Abstract

MR angiography (MRA) of the thoracoabdominal aorta is a noninvasive technique that can rapidly acquire a volume of data with the capability of multiplanar reformations (MPR) and “bright blood” maximum intensity projection (MIP) angiographic images. These MIP images can display long tortuous vessels in a single three-dimensional (3D) volume, with excellent delineation of branch vessel disease and without the flow artifacts or long examination times of conventional spin-echo (SE) imaging. Two-dimensional (2D) time-of-flight (TOF) imaging is used most widely because of familiarity and ease of implementation, but this method has limitations in evaluating thoracoabdominal aortic disease. Sequential 2D axial imaging (which maximizes flow-related enhancement) is time consuming, subject to slice-to-slice misregistration, and can be degraded by pulsatile and turbulent flow.

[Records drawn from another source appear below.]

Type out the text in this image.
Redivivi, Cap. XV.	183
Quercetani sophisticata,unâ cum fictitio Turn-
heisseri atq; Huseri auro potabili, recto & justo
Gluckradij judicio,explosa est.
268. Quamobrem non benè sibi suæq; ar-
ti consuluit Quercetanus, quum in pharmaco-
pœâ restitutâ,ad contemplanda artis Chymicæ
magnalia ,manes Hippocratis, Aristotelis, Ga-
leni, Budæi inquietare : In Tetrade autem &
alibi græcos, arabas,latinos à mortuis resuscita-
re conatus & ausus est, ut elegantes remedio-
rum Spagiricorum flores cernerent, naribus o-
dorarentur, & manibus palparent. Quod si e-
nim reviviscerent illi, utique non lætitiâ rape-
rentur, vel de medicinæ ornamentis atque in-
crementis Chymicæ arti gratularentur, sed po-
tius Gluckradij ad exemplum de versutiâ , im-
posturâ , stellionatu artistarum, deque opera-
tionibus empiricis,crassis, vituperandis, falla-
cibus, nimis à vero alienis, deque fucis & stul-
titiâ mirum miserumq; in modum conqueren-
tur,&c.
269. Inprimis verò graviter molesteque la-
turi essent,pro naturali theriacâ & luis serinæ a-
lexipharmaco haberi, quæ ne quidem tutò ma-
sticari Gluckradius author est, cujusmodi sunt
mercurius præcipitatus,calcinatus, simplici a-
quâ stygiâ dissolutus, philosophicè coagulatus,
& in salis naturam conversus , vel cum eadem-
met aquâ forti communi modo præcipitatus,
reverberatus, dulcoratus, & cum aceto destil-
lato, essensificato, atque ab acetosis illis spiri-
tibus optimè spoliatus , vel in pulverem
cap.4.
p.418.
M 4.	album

Coronal or parasagittal imaging is more time efficient, but image degradation secondary to inplane saturation and stagnant or turbulent flow from aneurysmal disease may lead to nondiagnostic studies. Three-dimensional TOF techniques offer the advantages of higher signal-to-noise ratio, better spatial resolution with near isotropic voxels, and shorter echo times (TEs), which lessen signal loss because of intravoxel phase dispersion. Although these techniques provide excellent image quality in the carotid arteries, they are of limited use in the aorta because of saturation effects. However, the addition of gadolinium chelates shortens the T1 relaxation rate of blood, which obviates the need for flow-related enhancement, allowing for inplane imaging without saturation effects, even in regions of virtually stagnant flow. The enormous signal enhancement of gadolinium chelates enables imaging with high-resolution matrices, providing diagnostic angiograms in as little as 2 minutes. With improved hardware, faster and stronger gradients, and phased-array coils that increase the signal-to-noise ratio, breath-hold gadolinium-enhanced 3D schemes with ultrashort TEs will become the optimal method for imaging the aorta and its branch vessels. Using this technique, the aorta can be imaged in less than 1 minute.